State of the Race in the 3rd District

“As a well-funded incumbent, John Adler could be expected to start off with an advantage in the election,” said David Redlawsk. “Even so, given the general sense of frustration voters are expressing, Adler’s very close win two years ago, and the competitive nature of the 3rd District, he has a fight on his hands.”

Monday, August 9, 2010

It may be the dog days, but at least one NJ Congressional race is hot!

It has been a while since I have updated this blog, primarily because I have been traveling to research conferences and the like for much of the summer. It's also the case that most people say that political polling in August is not worth the effort.

I would usually agree, but this year it's not only the weather that has heated up. In the midst of this sweltering New Jersey summer, the 3rd Congressional District race has been even hotter. Incumbent freshman Democrat John Adler, who won the traditionally Republican seat two years ago, is fighting to hold onto it in the face of a challenge from former Philadelphia Eagles offensive lineman John Runyan. Runyan won the Republican primary, and has been racing money at a decent clip. Most observers assume the race will be a close one, given the Republican leanings of the district (Gov. Christie won it handily) and the general negative environment for Democrats.

Adding early excitement was an Adler campaign poll, released (leaked) to the press showing the Congressman up 17 points over Runyan. What made this interesting was not the margin, but the addition of a third candidate who was not on anyone's radar. Peter DeStefano was included as a "Tea Party Independent" in the poll and according to Adler's pollster, got 12 percent when no one seemed to even know he was running. No doubt the "Tea Party" label made the difference.
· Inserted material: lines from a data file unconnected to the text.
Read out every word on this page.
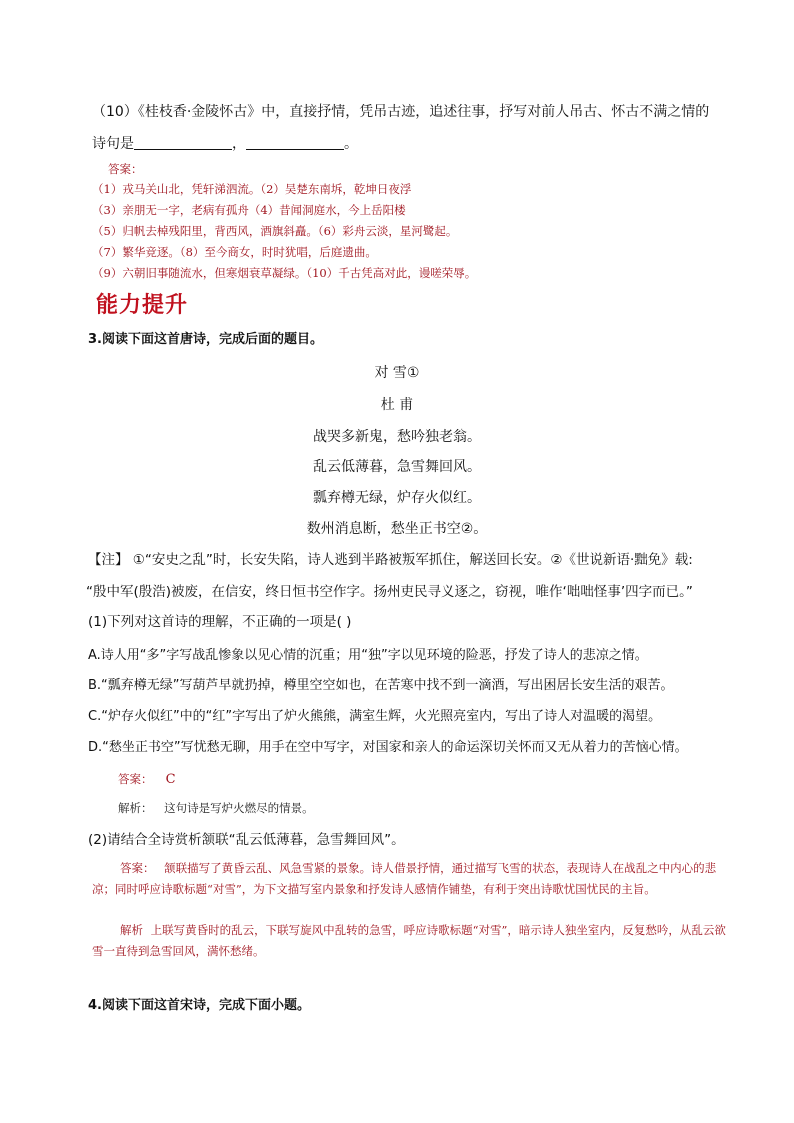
（10）《桂枝香·金陵怀古》中，直接抒情，凭吊古迹，追述往事，抒写对前人吊古、怀古不满之情的
诗句是	，	。
答案：
（1）戎马关山北，凭轩涕泗流。（2）吴楚东南坼，乾坤日夜浮
（3）亲朋无一字，老病有孤舟（4）昔闻洞庭水，今上岳阳楼
（5）归帆去棹残阳里，背西风，酒旗斜矗。（6）彩舟云淡，星河鹭起。
（7）繁华竞逐。（8）至今商女，时时犹唱，后庭遗曲。
（9）六朝旧事随流水，但寒烟衰草凝绿。（10）千古凭高对此，谩嗟荣辱。
能力提升
3.阅读下面这首唐诗，完成后面的题目。
对 雪①
杜 甫
战哭多新鬼，愁吟独老翁。
乱云低薄暮，急雪舞回风。
瓢弃樽无绿，炉存火似红。
数州消息断，愁坐正书空②。
【注】 ①“安史之乱”时，长安失陷，诗人逃到半路被叛军抓住，解送回长安。②《世说新语·黜免》载:
“殷中军(殷浩)被废，在信安，终日恒书空作字。扬州吏民寻义逐之，窃视，唯作‘咄咄怪事’四字而已。”
(1)下列对这首诗的理解，不正确的一项是( )
A.诗人用“多”字写战乱惨象以见心情的沉重；用“独”字以见环境的险恶，抒发了诗人的悲凉之情。
B.“瓢弃樽无绿”写葫芦早就扔掉，樽里空空如也，在苦寒中找不到一滴酒，写出困居长安生活的艰苦。
C.“炉存火似红”中的“红”字写出了炉火熊熊，满室生辉，火光照亮室内，写出了诗人对温暖的渴望。
D.“愁坐正书空”写忧愁无聊，用手在空中写字，对国家和亲人的命运深切关怀而又无从着力的苦恼心情。
答案： C
解析： 这句诗是写炉火燃尽的情景。
(2)请结合全诗赏析颔联“乱云低薄暮，急雪舞回风”。
答案： 颔联描写了黄昏云乱、风急雪紧的景象。诗人借景抒情，通过描写飞雪的状态，表现诗人在战乱之中内心的悲凉；同时呼应诗歌标题“对雪”，为下文描写室内景象和抒发诗人感情作铺垫，有利于突出诗歌忧国忧民的主旨。
解析 上联写黄昏时的乱云，下联写旋风中乱转的急雪，呼应诗歌标题“对雪”，暗示诗人独坐室内，反复愁吟，从乱云欲雪一直待到急雪回风，满怀愁绪。
4.阅读下面这首宋诗，完成下面小题。
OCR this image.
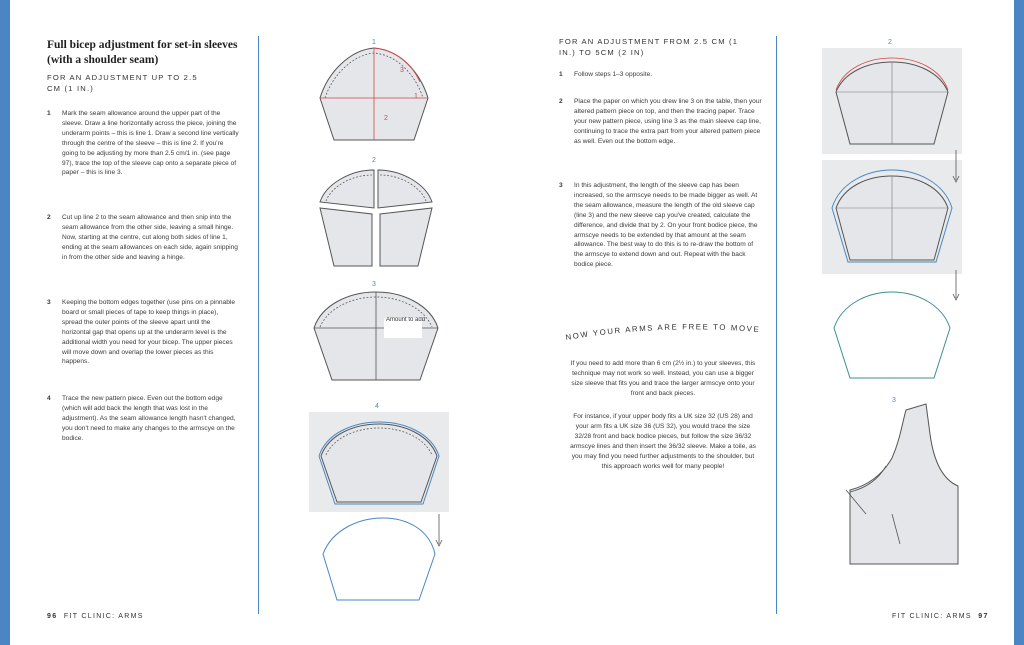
Full bicep adjustment for set-in sleeves (with a shoulder seam)
FOR AN ADJUSTMENT UP TO 2.5 CM (1 IN.)
1 Mark the seam allowance around the upper part of the sleeve. Draw a line horizontally across the piece, joining the underarm points – this is line 1. Draw a second line vertically through the centre of the sleeve – this is line 2. If you're going to be adjusting by more than 2.5 cm/1 in. (see page 97), trace the top of the sleeve cap onto a separate piece of paper – this is line 3.
2 Cut up line 2 to the seam allowance and then snip into the seam allowance from the other side, leaving a small hinge. Now, starting at the centre, cut along both sides of line 1, ending at the seam allowances on each side, again snipping in from the other side and leaving a hinge.
3 Keeping the bottom edges together (use pins on a pinnable board or small pieces of tape to keep things in place), spread the outer points of the sleeve apart until the horizontal gap that opens up at the underarm level is the additional width you need for your bicep. The upper pieces will move down and overlap the lower pieces as this happens.
4 Trace the new pattern piece. Even out the bottom edge (which will add back the length that was lost in the adjustment). As the seam allowance length hasn't changed, you don't need to make any changes to the armscye on the bodice.
1
2
1
3
2
3
Amount to add
4
96 FIT CLINIC: ARMS
FOR AN ADJUSTMENT FROM 2.5 CM (1 IN.) TO 5CM (2 IN)
1 Follow steps 1–3 opposite.
2 Place the paper on which you drew line 3 on the table, then your altered pattern piece on top, and then the tracing paper. Trace your new pattern piece, using line 3 as the main sleeve cap line, continuing to trace the extra part from your altered pattern piece as well. Even out the bottom edge.
3 In this adjustment, the length of the sleeve cap has been increased, so the armscye needs to be made bigger as well. At the seam allowance, measure the length of the old sleeve cap (line 3) and the new sleeve cap you've created, calculate the difference, and divide that by 2. On your front bodice piece, the armscye needs to be extended by that amount at the seam allowance. The best way to do this is to re-draw the bottom of the armscye to extend down and out. Repeat with the back bodice piece.
NOW YOUR ARMS ARE FREE TO MOVE!
If you need to add more than 6 cm (2½ in.) to your sleeves, this technique may not work so well. Instead, you can use a bigger size sleeve that fits you and trace the larger armscye onto your front and back pieces.
For instance, if your upper body fits a UK size 32 (US 28) and your arm fits a UK size 36 (US 32), you would trace the size 32/28 front and back bodice pieces, but follow the size 36/32 armscye lines and then insert the 36/32 sleeve. Make a toile, as you may find you need further adjustments to the shoulder, but this approach works well for many people!
2
3
FIT CLINIC: ARMS 97
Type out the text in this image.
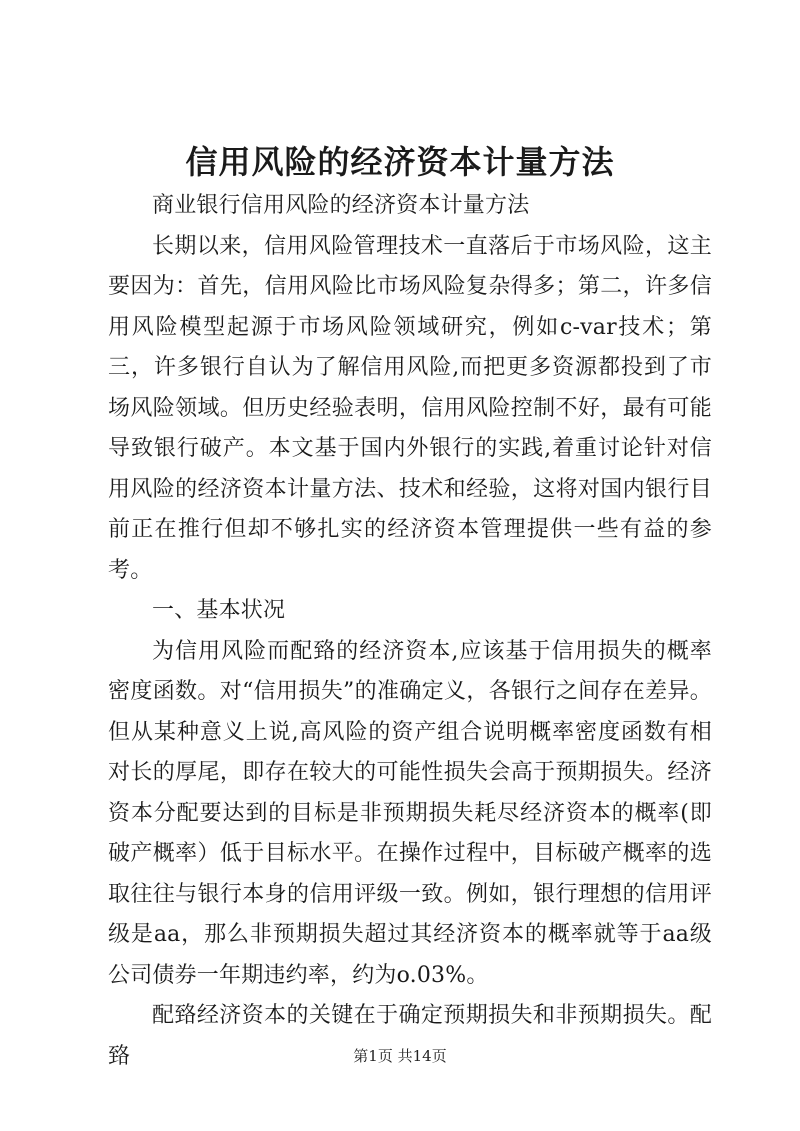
信用风险的经济资本计量方法

商业银行信用风险的经济资本计量方法

长期以来，信用风险管理技术一直落后于市场风险，这主要因为：首先，信用风险比市场风险复杂得多；第二，许多信用风险模型起源于市场风险领域研究，例如c-var技术；第三，许多银行自认为了解信用风险,而把更多资源都投到了市场风险领域。但历史经验表明，信用风险控制不好，最有可能导致银行破产。本文基于国内外银行的实践,着重讨论针对信用风险的经济资本计量方法、技术和经验，这将对国内银行目前正在推行但却不够扎实的经济资本管理提供一些有益的参考。

一、基本状况

为信用风险而配臵的经济资本,应该基于信用损失的概率密度函数。对“信用损失”的准确定义，各银行之间存在差异。但从某种意义上说,高风险的资产组合说明概率密度函数有相对长的厚尾，即存在较大的可能性损失会高于预期损失。经济资本分配要达到的目标是非预期损失耗尽经济资本的概率(即破产概率）低于目标水平。在操作过程中，目标破产概率的选取往往与银行本身的信用评级一致。例如，银行理想的信用评级是aa，那么非预期损失超过其经济资本的概率就等于aa级公司债券一年期违约率，约为o.03%。

配臵经济资本的关键在于确定预期损失和非预期损失。配臵	第1页 共14页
The question is what is the real state of the race in these early days of August? It is a truism that November is still a long way off, but it seems worth getting a baseline to work from.

So we are doing that. Tomorrow (Tuesday) we will release a Rutgers-Eagleton Poll of the 3rd district, gauging the race as it stands right now. It is a simple poll - a head-to-head and a few other questions. What makes it potentially interesting is that we initially do not include DeStefano in the mix, and then follow up with a second ballot test including him.

We also ask if people are paying much attention - and 54% say they are paying a lot or at least some attention to news about the campaign. That seems pretty high for August, but suggests that this really will be the race to watch in New Jersey. Not to give too much away before we do the actual release, but the results among those paying attention are quite different than among the rest of the CD-3 registered voters we surveyed.

Also, we simultaneously did a statewide survey of registered voters focusing on questions about Gov. Christie, the state budget, and generic Congressional ballot tests. We will be releasing those data over the next week.

Finally, we made a very small foray into calling cell phones on the statewide survey, with about 10% of our completes coming from cell phone only households and the remaining 90% from a traditional landline RDD sample.